Neben Flusskreuzfahrtschiffen kann Stralsund als
einziger Hafen im Land auch mit Hochseekreuzfahrtschiffen punkten. An den
Planungen für ein Kreuzfahrtterminal auf der Insel Dänholm (nördlich der
Rügenbrücke) wird bereits gearbeitet.
In der schon legendären Hurtigruten-Flotte laufen im
Übrigen drei auf der Stralsunder Volkswerft gebaute Schiffe, die den
Grundstein für einen neuen Typ gelegt haben: KONG
HARALD (6/1993),
RICHARD WITH (12/1993) und
NORDLYS (4/1994). Neben dem Besuch der
Hansestadt möchte die Reederei ihren Gästen auch die Geburtsstätte dieser
Linienschiffe zeigen, die zu ihrer vollen Zufriedenheit das ganze Jahr auf
der Route zwischen Bergen in Südnorwegen und Kirkenes an der russischen
Grenze verkehren.
Auf dem Programm der Ostseereise 2013 stehen auch
Gdynia / Polen, Tallin / Estland, Sankt Petersburg / Russland, Helsinki / Finnland,
Mariehamn / Aalands Inseln, Kalmar / Schweden.
Die Ostsee-Reisen der HAMBURG
stehen 2014 unter dem Motto „Auf den Spuren der Hanse”,
wobei in Kiel gestartet wird und Wismar, Stralsund, Heringsdorf, Flensburg
und wieder Kiel angelaufen werden. Kleine, aber feine Häfen, die von den
ganz Großen nicht angelaufen werden können, aber für viele Gäste, die alles
Andere schon kennen und keinen Massenbetrieb mögen, umso interessanter sind.
Wobei sie zu moderaten Preisen mitfahren können.

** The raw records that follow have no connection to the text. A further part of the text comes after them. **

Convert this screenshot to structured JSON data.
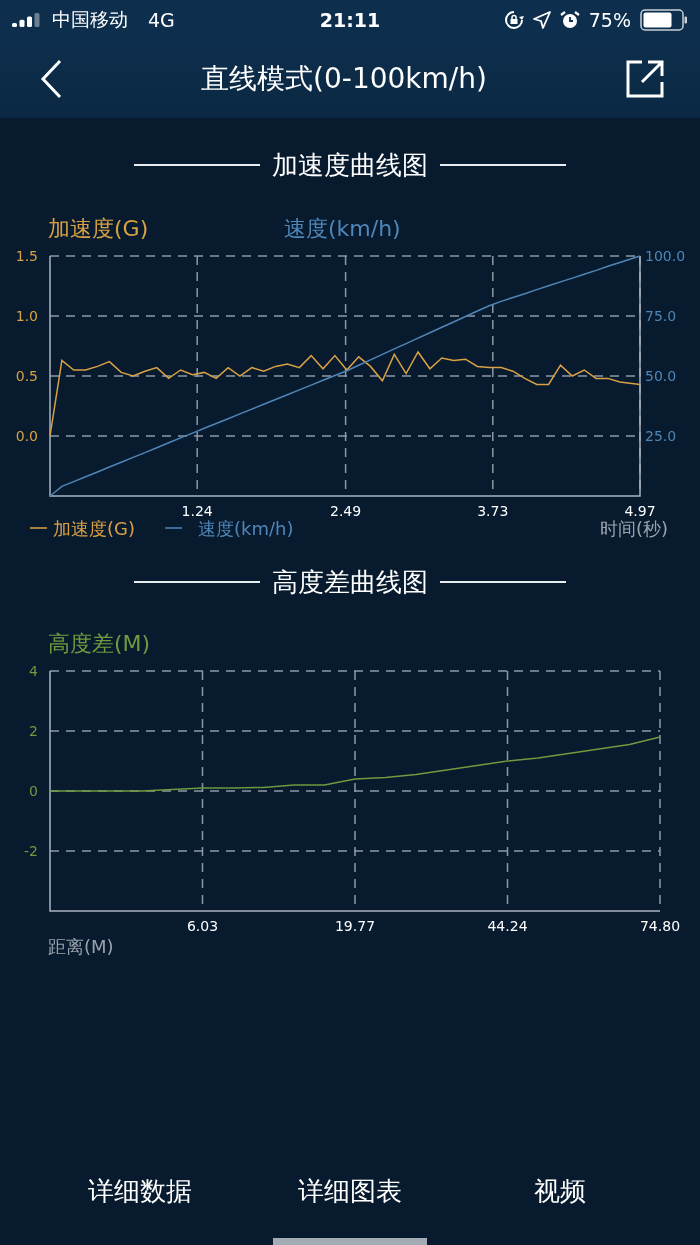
{
  "status_bar": {
    "carrier": "中国移动",
    "network": "4G",
    "time": "21:11",
    "battery": "75%"
  },
  "nav": {
    "title": "直线模式(0-100km/h)"
  },
  "sections": [
    {
      "title": "加速度曲线图",
      "speed_heading": "速度(km/h)",
      "chart_data": {
        "type": "line",
        "xlabel": "时间(秒)",
        "ylabel": "加速度(G)",
        "legend": true,
        "x": [
          0,
          0.1,
          0.2,
          0.3,
          0.4,
          0.5,
          0.6,
          0.7,
          0.8,
          0.9,
          1.0,
          1.1,
          1.2,
          1.3,
          1.4,
          1.5,
          1.6,
          1.7,
          1.8,
          1.9,
          2.0,
          2.1,
          2.2,
          2.3,
          2.4,
          2.5,
          2.6,
          2.7,
          2.8,
          2.9,
          3.0,
          3.1,
          3.2,
          3.3,
          3.4,
          3.5,
          3.6,
          3.7,
          3.8,
          3.9,
          4.0,
          4.1,
          4.2,
          4.3,
          4.4,
          4.5,
          4.6,
          4.7,
          4.8,
          4.97
        ],
        "series": [
          {
            "name": "加速度(G)",
            "color": "#d9a144",
            "values": [
              0,
              0.63,
              0.55,
              0.55,
              0.58,
              0.62,
              0.53,
              0.5,
              0.54,
              0.57,
              0.48,
              0.55,
              0.51,
              0.53,
              0.48,
              0.57,
              0.5,
              0.57,
              0.54,
              0.58,
              0.6,
              0.57,
              0.67,
              0.56,
              0.67,
              0.55,
              0.66,
              0.58,
              0.46,
              0.68,
              0.52,
              0.7,
              0.56,
              0.65,
              0.63,
              0.64,
              0.58,
              0.57,
              0.57,
              0.54,
              0.48,
              0.43,
              0.43,
              0.59,
              0.5,
              0.55,
              0.48,
              0.48,
              0.45,
              0.43
            ]
          },
          {
            "name": "速度(km/h)",
            "color": "#4f86b8",
            "axis": "y2",
            "values": [
              0,
              4,
              6,
              8.0,
              10.0,
              12.1,
              14.1,
              16.1,
              18.1,
              20.1,
              22.2,
              24.2,
              26.2,
              28.2,
              30.2,
              32.2,
              34.2,
              36.2,
              38.2,
              40.2,
              42.2,
              44.2,
              46.2,
              48.2,
              50.2,
              52.2,
              54.5,
              56.7,
              59.0,
              61.3,
              63.5,
              65.8,
              68.0,
              70.3,
              72.5,
              74.8,
              77.1,
              79.3,
              81.1,
              82.7,
              84.3,
              86.0,
              87.6,
              89.2,
              90.8,
              92.4,
              94.0,
              95.7,
              97.3,
              100
            ]
          }
        ],
        "xlim": [
          0,
          4.97
        ],
        "ylim": [
          -0.5,
          1.5
        ],
        "y2lim": [
          0,
          100
        ],
        "grid": true,
        "xticks": [
          1.24,
          2.49,
          3.73,
          4.97
        ],
        "yticks": [
          {
            "value": 1.5,
            "label": "1.5"
          },
          {
            "value": 1.0,
            "label": "1.0"
          },
          {
            "value": 0.5,
            "label": "0.5"
          },
          {
            "value": 0,
            "label": "0.0"
          }
        ],
        "y2ticks": [
          {
            "value": 100,
            "label": "100.0"
          },
          {
            "value": 75,
            "label": "75.0"
          },
          {
            "value": 50,
            "label": "50.0"
          },
          {
            "value": 25,
            "label": "25.0"
          }
        ]
      }
    },
    {
      "title": "高度差曲线图",
      "chart_data": {
        "type": "line",
        "xlabel": "距离(M)",
        "ylabel": "高度差(M)",
        "legend": false,
        "categories": [
          null,
          null,
          null,
          null,
          null,
          "6.03",
          null,
          null,
          null,
          null,
          "19.77",
          null,
          null,
          null,
          null,
          "44.24",
          null,
          null,
          null,
          null,
          "74.80"
        ],
        "series": [
          {
            "color": "#6f9a3e",
            "values": [
              0,
              0,
              0,
              0,
              0.05,
              0.1,
              0.1,
              0.12,
              0.2,
              0.2,
              0.4,
              0.45,
              0.55,
              0.7,
              0.85,
              1.0,
              1.1,
              1.25,
              1.4,
              1.55,
              1.8
            ]
          }
        ],
        "ylim": [
          -4,
          4
        ],
        "grid": true,
        "yticks": [
          4,
          2,
          0,
          -2
        ]
      }
    }
  ],
  "tabs": [
    {
      "label": "详细数据",
      "selected": false
    },
    {
      "label": "详细图表",
      "selected": true
    },
    {
      "label": "视频",
      "selected": false
    }
  ]
}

In der rasch wachsenden Kreuzfahrtbranche werden
frische Ideen gebraucht. Zum Beispiel der Zusammenschluss von Ostseehäfen,
den man auch die „moderne Hanse” nennen könnte.
„Cruise Baltic” lautet der offizielle Name der
Organisation. Unter dem Slogan „10 countries on a string” (Eine Kette von
zehn Ländern) haben sich insgesamt 19 Ostseehäfen zusammengeschlossen, um
den Nutzen ihrer Geschäfte gemeinsam zu mehren. Nur sind nicht – wie einst
im Mittelalter – Handel und Kaufleute der Deutschen Hanse das Ziel, sondern
„Traumschiff”-Reedereien.
Die Städte haben erkannt, dass sie im Werben um
Kreuzfahrtschiffe in Wirklichkeit keine Gegner, sondern Partner sind: Je
mehr Schiffe im Sommer die Ostseeregion besuchen, desto mehr Anläufe von
Kreuzfahrtschiffen können die Häfen verzeichnen.
Eine Partnerschaft mit Synergieeffekten. So sieht es
auch Stralsunds Touristik-Chef André Kretzschmar, der den Gedanken
unterstützt: „Stralsund würde von seiner Mitgliedschaft nachhaltig
profitieren”. Unter dem
Siegel der „Neuen Hanse”
kann viel wirkungsvoller bei Reedereien und Veranstaltern für mehr Anläufe
von Fluss- und Hochseekreuzfahrtschiffen geworben werden.
Bis zu 139 Anläufe mit 16.215 Passagieren konnte die
Stralsunder Hafen- und Lagerhausgesellschaft (SHL) zeitweilig (2002) im
Nordhafen registrieren. Die Nachfrage in diesem beliebten Fahrtgebiet stieg
bis dahin so stark an, dass sich mehrere Reedereien dazu entschlossen,
weitere für das Revier maßgeschneiderte Schiffe zu bauen. Insgesamt wurde es
schließlich ein Dutzend.
Nach der Eröffnung des Ozeaneums, Museum des Jahres
2011, auf der nördlichen Hafeninsel im Sommer 2008 konnten vermehrt Anläufe
von Flusskreuzfahtschiffen am Sund verzeichnet werden.
In diesem Zusammenhang wird auch an eine Belebung
des Bäderverkehrs von den Seebrücken Rügens und Usedoms zur neuen Attraktion
des Hafens gedacht (eine Route zur Seebrücke in Devin mit der Weißen Flotte
gibt es schon). Die über 750 Jahre alte Meer- und Hafenstadt Stralsund
mausert sich wieder zum maritimen Mittelpunkt des Nordostens.